2026年04月01日〜2027年03月21日
会場
弘前市立郷土文学館
観覧料
一般100円、小・中学生50円
休館日
2026/12/29~2027/1/3
リンク

展示内容

作家・今官一は、太宰治の「桜桃忌」の命名者として知られ、太宰と同じ明治42年(1909)に弘前市に生まれました。二人は昭和2年に初めて出会い、同人雑誌『海豹』『青い花』などで活動を共にし、〈文学の友〉〈心の友〉として、その交流は太宰が他界する昭和23年まで続きました。

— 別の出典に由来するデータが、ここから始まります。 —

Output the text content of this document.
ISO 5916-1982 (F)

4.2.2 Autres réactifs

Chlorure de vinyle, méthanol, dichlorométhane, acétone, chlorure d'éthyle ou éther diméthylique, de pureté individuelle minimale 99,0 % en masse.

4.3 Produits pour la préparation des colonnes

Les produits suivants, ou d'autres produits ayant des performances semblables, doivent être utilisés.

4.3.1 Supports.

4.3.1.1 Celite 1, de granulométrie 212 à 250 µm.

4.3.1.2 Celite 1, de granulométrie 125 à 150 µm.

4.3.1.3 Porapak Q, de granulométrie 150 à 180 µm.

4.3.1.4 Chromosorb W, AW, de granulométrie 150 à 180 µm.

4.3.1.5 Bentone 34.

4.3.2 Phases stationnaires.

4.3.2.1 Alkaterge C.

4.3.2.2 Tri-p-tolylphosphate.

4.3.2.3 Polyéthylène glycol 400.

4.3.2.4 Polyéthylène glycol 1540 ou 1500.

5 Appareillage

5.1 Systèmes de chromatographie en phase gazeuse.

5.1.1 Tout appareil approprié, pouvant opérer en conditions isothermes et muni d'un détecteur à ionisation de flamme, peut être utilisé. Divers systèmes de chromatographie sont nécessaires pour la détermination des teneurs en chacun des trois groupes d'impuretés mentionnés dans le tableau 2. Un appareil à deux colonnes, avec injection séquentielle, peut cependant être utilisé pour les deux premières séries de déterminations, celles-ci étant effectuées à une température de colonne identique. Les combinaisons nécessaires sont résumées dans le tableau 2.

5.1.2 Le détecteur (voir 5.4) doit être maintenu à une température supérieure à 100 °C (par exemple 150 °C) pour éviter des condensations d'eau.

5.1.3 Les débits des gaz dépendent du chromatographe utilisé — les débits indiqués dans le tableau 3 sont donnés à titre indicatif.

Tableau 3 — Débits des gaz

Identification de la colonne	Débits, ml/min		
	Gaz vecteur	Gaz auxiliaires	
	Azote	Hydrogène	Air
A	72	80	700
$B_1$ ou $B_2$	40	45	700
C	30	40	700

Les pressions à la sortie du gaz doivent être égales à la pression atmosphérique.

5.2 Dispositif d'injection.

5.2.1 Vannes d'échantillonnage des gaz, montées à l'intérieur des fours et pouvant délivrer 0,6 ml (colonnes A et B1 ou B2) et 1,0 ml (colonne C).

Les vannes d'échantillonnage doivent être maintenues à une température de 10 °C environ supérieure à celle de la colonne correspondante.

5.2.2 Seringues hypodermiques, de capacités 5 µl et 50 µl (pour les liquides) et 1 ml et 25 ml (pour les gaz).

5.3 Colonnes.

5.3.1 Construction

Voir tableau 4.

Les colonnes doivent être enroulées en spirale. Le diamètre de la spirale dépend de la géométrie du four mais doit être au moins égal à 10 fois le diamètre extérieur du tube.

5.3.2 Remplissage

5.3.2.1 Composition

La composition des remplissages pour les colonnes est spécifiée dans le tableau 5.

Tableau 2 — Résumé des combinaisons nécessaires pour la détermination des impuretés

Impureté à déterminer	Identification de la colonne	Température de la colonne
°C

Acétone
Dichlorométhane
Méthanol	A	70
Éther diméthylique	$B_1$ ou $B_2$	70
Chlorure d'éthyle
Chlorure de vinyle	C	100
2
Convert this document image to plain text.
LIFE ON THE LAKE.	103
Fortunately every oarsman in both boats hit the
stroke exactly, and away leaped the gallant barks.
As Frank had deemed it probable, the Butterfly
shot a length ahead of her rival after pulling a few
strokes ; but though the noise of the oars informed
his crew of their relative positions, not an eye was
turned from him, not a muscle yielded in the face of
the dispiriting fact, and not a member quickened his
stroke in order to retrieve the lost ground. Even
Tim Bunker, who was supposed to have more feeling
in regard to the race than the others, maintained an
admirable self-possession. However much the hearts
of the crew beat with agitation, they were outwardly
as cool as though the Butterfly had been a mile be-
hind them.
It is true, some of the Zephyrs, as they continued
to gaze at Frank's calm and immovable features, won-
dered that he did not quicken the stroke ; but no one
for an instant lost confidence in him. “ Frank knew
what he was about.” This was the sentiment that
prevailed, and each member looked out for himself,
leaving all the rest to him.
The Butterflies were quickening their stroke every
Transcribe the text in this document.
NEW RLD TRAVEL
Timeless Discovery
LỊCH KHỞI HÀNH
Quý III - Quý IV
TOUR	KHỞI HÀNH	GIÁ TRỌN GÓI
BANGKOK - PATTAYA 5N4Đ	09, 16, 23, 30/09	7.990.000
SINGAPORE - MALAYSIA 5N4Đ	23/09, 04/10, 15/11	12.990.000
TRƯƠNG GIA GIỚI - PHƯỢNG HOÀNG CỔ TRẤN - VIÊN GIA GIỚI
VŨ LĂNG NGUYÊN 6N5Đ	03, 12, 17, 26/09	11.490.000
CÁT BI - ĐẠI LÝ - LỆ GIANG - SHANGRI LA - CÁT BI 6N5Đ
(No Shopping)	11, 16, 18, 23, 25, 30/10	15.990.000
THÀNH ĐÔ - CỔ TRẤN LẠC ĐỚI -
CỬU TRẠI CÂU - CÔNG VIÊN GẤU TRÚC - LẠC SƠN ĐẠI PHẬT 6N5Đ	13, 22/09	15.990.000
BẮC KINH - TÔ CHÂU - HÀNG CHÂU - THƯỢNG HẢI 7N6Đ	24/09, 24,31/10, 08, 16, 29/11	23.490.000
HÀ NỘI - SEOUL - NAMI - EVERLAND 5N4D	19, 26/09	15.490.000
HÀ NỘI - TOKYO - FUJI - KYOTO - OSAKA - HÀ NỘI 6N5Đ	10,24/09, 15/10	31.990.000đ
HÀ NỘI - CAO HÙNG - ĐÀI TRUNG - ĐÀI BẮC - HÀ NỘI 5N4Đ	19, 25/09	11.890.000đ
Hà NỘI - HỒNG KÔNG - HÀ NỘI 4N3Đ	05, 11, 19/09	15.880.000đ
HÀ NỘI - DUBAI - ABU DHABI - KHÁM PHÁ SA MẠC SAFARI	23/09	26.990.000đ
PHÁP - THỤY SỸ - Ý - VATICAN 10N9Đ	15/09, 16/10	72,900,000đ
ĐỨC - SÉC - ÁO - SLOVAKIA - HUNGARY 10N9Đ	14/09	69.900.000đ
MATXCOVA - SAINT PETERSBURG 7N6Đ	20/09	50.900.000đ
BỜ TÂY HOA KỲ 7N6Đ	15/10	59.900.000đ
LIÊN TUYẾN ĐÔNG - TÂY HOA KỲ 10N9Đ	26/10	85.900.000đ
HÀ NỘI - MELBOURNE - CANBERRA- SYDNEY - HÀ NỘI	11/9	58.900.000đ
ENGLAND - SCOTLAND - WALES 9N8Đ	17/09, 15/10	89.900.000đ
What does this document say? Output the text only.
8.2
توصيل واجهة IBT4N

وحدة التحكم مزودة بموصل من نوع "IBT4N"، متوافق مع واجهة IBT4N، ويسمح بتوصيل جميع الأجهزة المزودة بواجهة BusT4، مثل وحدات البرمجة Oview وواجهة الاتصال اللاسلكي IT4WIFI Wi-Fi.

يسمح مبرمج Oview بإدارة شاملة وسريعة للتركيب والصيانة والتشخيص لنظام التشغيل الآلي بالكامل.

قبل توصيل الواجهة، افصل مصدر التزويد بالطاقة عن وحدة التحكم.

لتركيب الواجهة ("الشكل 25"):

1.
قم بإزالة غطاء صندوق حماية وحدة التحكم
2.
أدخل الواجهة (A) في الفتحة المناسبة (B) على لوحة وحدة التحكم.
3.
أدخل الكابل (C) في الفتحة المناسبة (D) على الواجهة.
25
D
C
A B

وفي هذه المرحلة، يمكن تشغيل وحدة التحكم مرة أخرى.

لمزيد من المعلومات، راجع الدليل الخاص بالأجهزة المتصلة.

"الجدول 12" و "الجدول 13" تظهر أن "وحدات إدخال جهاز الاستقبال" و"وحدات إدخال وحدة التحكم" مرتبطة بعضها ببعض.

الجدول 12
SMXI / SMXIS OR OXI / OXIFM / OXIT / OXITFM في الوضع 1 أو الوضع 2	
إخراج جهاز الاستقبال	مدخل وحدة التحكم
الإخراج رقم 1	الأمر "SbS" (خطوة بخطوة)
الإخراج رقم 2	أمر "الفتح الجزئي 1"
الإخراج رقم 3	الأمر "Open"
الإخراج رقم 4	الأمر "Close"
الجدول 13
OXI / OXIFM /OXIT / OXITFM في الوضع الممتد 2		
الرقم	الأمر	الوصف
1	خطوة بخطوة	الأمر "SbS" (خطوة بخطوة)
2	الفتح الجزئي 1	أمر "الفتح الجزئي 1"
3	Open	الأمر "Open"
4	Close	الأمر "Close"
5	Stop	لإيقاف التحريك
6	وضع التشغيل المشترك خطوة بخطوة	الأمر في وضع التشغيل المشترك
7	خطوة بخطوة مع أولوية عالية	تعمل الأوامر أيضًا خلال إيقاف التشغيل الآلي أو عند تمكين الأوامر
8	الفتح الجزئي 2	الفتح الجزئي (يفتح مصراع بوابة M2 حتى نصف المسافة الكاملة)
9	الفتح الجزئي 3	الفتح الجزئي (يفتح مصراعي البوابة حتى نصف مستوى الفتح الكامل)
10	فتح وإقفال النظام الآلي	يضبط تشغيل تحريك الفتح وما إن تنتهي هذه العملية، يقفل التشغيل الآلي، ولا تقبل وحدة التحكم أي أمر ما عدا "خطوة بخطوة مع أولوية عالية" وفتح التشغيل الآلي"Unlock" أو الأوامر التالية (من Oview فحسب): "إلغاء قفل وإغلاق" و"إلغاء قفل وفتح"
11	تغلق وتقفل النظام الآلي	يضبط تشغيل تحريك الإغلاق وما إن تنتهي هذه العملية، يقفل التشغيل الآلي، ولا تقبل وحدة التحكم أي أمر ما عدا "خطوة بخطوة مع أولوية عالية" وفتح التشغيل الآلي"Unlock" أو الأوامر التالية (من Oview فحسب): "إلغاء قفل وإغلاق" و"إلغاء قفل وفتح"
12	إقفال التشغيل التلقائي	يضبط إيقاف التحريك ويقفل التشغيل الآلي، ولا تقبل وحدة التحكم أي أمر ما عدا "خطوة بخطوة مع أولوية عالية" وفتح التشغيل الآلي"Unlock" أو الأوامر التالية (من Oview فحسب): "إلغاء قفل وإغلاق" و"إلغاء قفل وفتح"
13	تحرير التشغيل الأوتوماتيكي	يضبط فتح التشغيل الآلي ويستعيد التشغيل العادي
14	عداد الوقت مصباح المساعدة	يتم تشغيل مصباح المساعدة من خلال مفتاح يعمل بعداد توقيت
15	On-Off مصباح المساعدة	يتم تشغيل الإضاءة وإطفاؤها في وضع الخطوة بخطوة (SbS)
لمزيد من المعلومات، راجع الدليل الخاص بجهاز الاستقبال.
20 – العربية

太宰が第一創作集『晩年』(昭和11年)を官一に贈る際、「誠実、花咲いては、愛情」ではじまる献辞をしたためました。また、空襲が激しい戦争末期、海軍に召集された官一から預かった原稿を、太宰が戦火をくぐり抜け死守したというエピソードも伝えられています。
令和8年(2026)は、今官一が小説集『壁の花』で青森県初の直木賞を受賞してから70年の節目にあたります。本展は、第一章で、深い絆で結ばれた今官一と太宰治の交流の軌跡をたどり、第二章では、『海鷗の章』『幻花行』『壁の花』など、知的で詩情にあふれ〈はるかなるもの〉へのロマン漂う、今官一の作品の魅力に改めて迫るものです。